Georgeland consists of seven autonomous state governments, each of which operates in a similar, but not identical manner. The key element in the governance in all of Georgeland's states is their adherance to the Westminster System, whereby the elected government is directly responsible to the legislature.


Each state has a Governor who is the titular, if not the actual, source of executive power in the state. All state Governors must sign legislation before it becomes a formal law. In Scoita and East Mainland the Governor has an official, constitutional power to veto legislation - in Scoita this has happened several times, but never in East Mainland. The remaining Governors do not have any official power to veto bills, but could easily do so by merely refusing to sign them. This has happened a handful of times in Georgeland's history.
Most state Governors are directly elected. In East Mainland, Capitalia, Long Island and Bradmarch, Governors are now elected using a instant runoff voting system, meaning a majority of votes is needed to win and not a plurality.
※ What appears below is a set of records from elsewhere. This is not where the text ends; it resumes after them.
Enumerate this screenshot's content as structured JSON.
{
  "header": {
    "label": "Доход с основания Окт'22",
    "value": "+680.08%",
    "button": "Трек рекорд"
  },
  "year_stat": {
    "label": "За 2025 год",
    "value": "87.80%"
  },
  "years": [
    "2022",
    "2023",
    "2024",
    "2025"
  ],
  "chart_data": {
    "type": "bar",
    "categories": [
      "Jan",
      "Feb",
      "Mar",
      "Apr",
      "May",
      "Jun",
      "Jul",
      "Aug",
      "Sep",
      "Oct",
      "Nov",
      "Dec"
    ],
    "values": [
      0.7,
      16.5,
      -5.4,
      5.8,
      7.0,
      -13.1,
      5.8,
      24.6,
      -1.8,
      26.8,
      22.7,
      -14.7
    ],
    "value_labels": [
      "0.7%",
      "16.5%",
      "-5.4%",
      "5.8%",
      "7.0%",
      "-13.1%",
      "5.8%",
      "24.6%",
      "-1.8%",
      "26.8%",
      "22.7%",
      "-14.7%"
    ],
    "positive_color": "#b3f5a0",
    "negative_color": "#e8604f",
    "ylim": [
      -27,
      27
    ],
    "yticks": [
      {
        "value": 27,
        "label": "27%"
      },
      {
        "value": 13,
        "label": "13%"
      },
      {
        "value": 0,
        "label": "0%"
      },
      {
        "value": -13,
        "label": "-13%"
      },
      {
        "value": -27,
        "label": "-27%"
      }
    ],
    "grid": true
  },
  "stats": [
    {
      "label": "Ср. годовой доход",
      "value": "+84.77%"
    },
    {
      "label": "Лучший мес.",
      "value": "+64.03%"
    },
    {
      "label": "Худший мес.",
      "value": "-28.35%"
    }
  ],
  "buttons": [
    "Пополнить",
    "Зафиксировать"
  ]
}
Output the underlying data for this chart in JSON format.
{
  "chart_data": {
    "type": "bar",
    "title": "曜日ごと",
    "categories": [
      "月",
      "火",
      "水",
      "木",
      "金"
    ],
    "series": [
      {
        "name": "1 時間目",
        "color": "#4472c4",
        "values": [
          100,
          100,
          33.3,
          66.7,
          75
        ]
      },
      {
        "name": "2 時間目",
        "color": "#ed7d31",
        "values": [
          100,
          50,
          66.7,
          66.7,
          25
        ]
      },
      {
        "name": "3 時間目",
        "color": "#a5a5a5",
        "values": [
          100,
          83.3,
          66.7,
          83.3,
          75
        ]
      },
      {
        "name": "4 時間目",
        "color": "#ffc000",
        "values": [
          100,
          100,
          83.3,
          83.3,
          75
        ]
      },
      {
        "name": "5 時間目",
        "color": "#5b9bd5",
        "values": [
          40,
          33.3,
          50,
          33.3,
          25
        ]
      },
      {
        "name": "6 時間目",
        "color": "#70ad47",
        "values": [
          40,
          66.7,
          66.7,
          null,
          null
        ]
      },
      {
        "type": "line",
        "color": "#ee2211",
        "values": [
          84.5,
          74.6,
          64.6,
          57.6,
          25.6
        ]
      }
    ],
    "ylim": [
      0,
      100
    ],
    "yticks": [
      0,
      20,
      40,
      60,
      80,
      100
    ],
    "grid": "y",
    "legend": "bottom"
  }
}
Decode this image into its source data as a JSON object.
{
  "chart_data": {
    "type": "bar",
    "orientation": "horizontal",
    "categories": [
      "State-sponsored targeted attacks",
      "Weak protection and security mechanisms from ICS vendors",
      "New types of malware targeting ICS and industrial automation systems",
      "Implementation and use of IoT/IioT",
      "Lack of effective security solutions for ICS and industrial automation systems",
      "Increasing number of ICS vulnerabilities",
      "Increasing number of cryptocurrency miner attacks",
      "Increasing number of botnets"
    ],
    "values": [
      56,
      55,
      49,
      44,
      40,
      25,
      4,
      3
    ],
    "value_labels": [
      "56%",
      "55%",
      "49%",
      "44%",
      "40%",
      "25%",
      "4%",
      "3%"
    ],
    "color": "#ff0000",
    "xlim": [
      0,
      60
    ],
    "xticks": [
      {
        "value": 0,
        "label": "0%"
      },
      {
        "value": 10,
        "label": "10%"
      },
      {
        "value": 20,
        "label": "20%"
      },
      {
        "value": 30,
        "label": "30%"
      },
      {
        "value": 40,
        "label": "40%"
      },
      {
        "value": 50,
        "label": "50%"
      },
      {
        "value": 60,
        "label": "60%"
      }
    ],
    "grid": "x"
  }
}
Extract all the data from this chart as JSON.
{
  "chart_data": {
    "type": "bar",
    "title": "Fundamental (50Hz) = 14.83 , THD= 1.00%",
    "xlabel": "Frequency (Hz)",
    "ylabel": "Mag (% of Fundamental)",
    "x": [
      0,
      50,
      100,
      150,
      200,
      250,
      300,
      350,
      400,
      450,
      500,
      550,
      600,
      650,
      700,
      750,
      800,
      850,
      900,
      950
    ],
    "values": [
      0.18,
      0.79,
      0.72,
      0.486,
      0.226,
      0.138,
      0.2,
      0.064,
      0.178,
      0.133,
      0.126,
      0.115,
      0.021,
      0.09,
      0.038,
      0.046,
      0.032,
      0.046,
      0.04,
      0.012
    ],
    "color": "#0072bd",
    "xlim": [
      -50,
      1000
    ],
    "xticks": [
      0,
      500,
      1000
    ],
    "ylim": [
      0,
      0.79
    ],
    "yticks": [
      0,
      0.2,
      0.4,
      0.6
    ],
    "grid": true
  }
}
Since the adoption of this voting system, East Mainland and Long Island are the only states to have actually held an election - there will be no Gubernatorial elections in Bradmarch and Capitalia until 2008 and 2009 respectively. The Governor of Scoita is elected by a first-past-the-post system, and there is no indication this will change in the immediate future.
The Governors of West Mainland and Delmago Island are appointed by a majority of the state legislature. This has always been the case in Delmago Island; West Mainland chose to amend their constitution to provide for this in 2006. Prior to this, the West Mainland Governor had been directly-elected through a first-past-the-post system, as had the Governor of Mainland before that state subdivided in 2000.


Each of Georgeland's states has a unicameral legislature. In all states except for Capitalia, this legislature is simply referred to as "the state legislature"; in Capitalia it is formally called the House of Assembly.
In the past, all state legislatures were elected from single-member districts by a first-past-the-post system. A series of reforms, encouraged by the federal government, have altered this system somewhat. The state legislatures of Bradmarch, Capitalia and Long Island are now elected by a Mixed-Member Proportional system, with some members chosen from districts and some by a party list. The voters of West Mainland rejected a proposal to switch to the same system in 2006. The government of Delmago Island has refused to change to any new voting system unless there is widespread community support, while the Scoitan government has consistently stated it will not change its voting system. The East Mainland government announced in early 2007 that its next election, due in 2010, would be held under an MMP system as well.
All state legislatures are unicameral. The only state ever to have an Upper House was Scoita, which abolished its appointed upper chamber in 1943. The voters of Mainland rejected the creation of an upper house in 1985; Mainland was the only state ever to hold such a referendum.